The answer, apparently, is yes, according to this fascinating study, which found that people are more prone to dishonesty when interacting with chatbots

But the most significant flaw is that Gemini has no way of evaluating my tone of voice.  It can’t sense any nervousness, or reluctance to reply, and humorous or ironic responses sail straight over its pointy little head. 

A human interviewer will naturally sense when a respondent is uncomfortable, or holding back, or being flippant and will use reassurance, redirection, or a touch of humour to keep the interview on course.  When I rambled on too long or talked off subject, Gemini simply listened till I’d finished, reflected back what I’d said, at unnecessary length, and then asked me another question.  A human moderator, conscious of time constraints and the objectives, would have politely interrupted and steered me back on course.

So, is it time to hang up my microphone and let a robot take my place?

Maybe, in some circumstances.  Where AI might be an effective moderator is in semi-qual projects where the questions are structured, but we want free responses.  Theoretically, AI could complete a greater number of interviews for a given budget.  But as we discovered 20 years ago when we thought that online market research would be magnitudes cheaper than telephone interviews, the savings turned out to be less than anticipated.  So the same may well apply here.
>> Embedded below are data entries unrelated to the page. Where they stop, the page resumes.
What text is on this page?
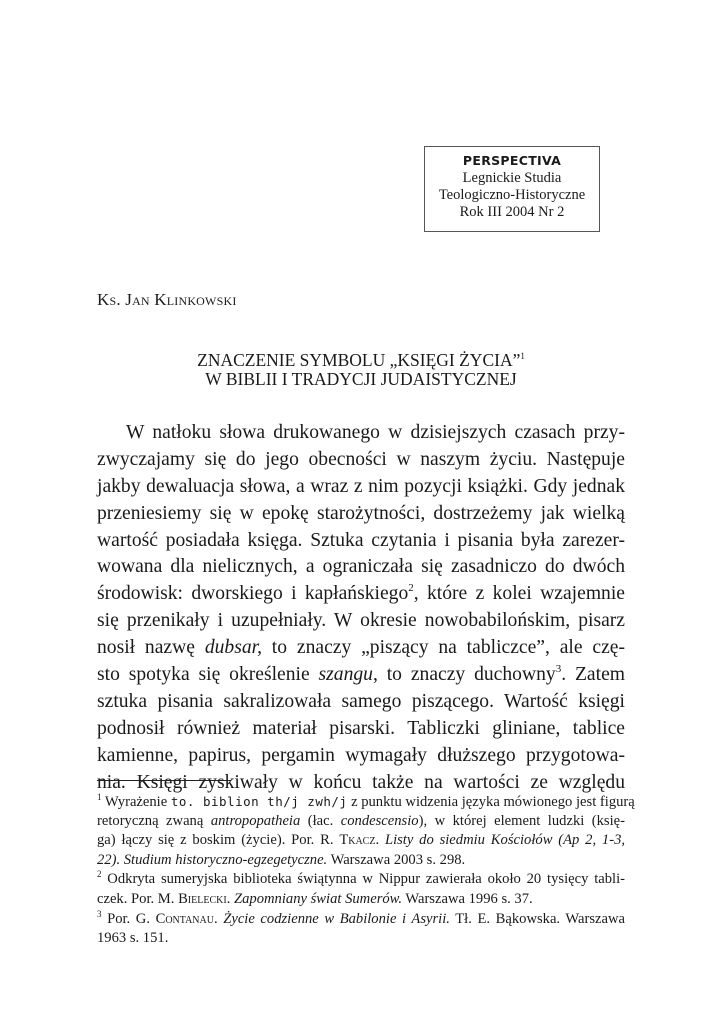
PERSPECTIVA
Legnickie Studia
Teologiczno-Historyczne
Rok III 2004 Nr 2
Ks. Jan Klinkowski
ZNACZENIE SYMBOLU „KSIĘGI ŻYCIA”$^1$
W BIBLII I TRADYCJI JUDAISTYCZNEJ
W natłoku słowa drukowanego w dzisiejszych czasach przy-
zwyczajamy się do jego obecności w naszym życiu. Następuje
jakby dewaluacja słowa, a wraz z nim pozycji książki. Gdy jednak
przeniesiemy się w epokę starożytności, dostrzeżemy jak wielką
wartość posiadała księga. Sztuka czytania i pisania była zarezer-
wowana dla nielicznych, a ograniczała się zasadniczo do dwóch
środowisk: dworskiego i kapłańskiego$^2$, które z kolei wzajemnie
się przenikały i uzupełniały. W okresie nowobabilońskim, pisarz
nosił nazwę dubsar, to znaczy „piszący na tabliczce”, ale czę-
sto spotyka się określenie szangu, to znaczy duchowny$^3$. Zatem
sztuka pisania sakralizowała samego piszącego. Wartość księgi
podnosił również materiał pisarski. Tabliczki gliniane, tablice
kamienne, papirus, pergamin wymagały dłuższego przygotowa-
nia. Księgi zyskiwały w końcu także na wartości ze względu
$^1$ Wyrażenie to. biblion th/j zwh/j z punktu widzenia języka mówionego jest figurą
retoryczną zwaną antropopatheia (łac. condescensio), w której element ludzki (księ-
ga) łączy się z boskim (życie). Por. R. Tkacz. Listy do siedmiu Kościołów (Ap 2, 1-3,
22). Studium historyczno-egzegetyczne. Warszawa 2003 s. 298.
$^2$ Odkryta sumeryjska biblioteka świątynna w Nippur zawierała około 20 tysięcy tabli-
czek. Por. M. Bielecki. Zapomniany świat Sumerów. Warszawa 1996 s. 37.
$^3$ Por. G. Contanau. Życie codzienne w Babilonie i Asyrii. Tł. E. Bąkowska. Warszawa
1963 s. 151.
And surely we owe our respondents an element of respect?  The recognition that their time and information are worth more than just the incentive we’re paying them.  It’s not just a financial transaction; it’s a human interaction.  When it comes to full qual interviews, there is still no substitute for an empathetic moderator, with a relaxed manner and a light touch to get the best out of people and to make the interview an enjoyable experience.

So, while you’re waiting for the next interview to start, why not get a packet of my new Bad Boy Biscuits, coming soon to a supermarket near you.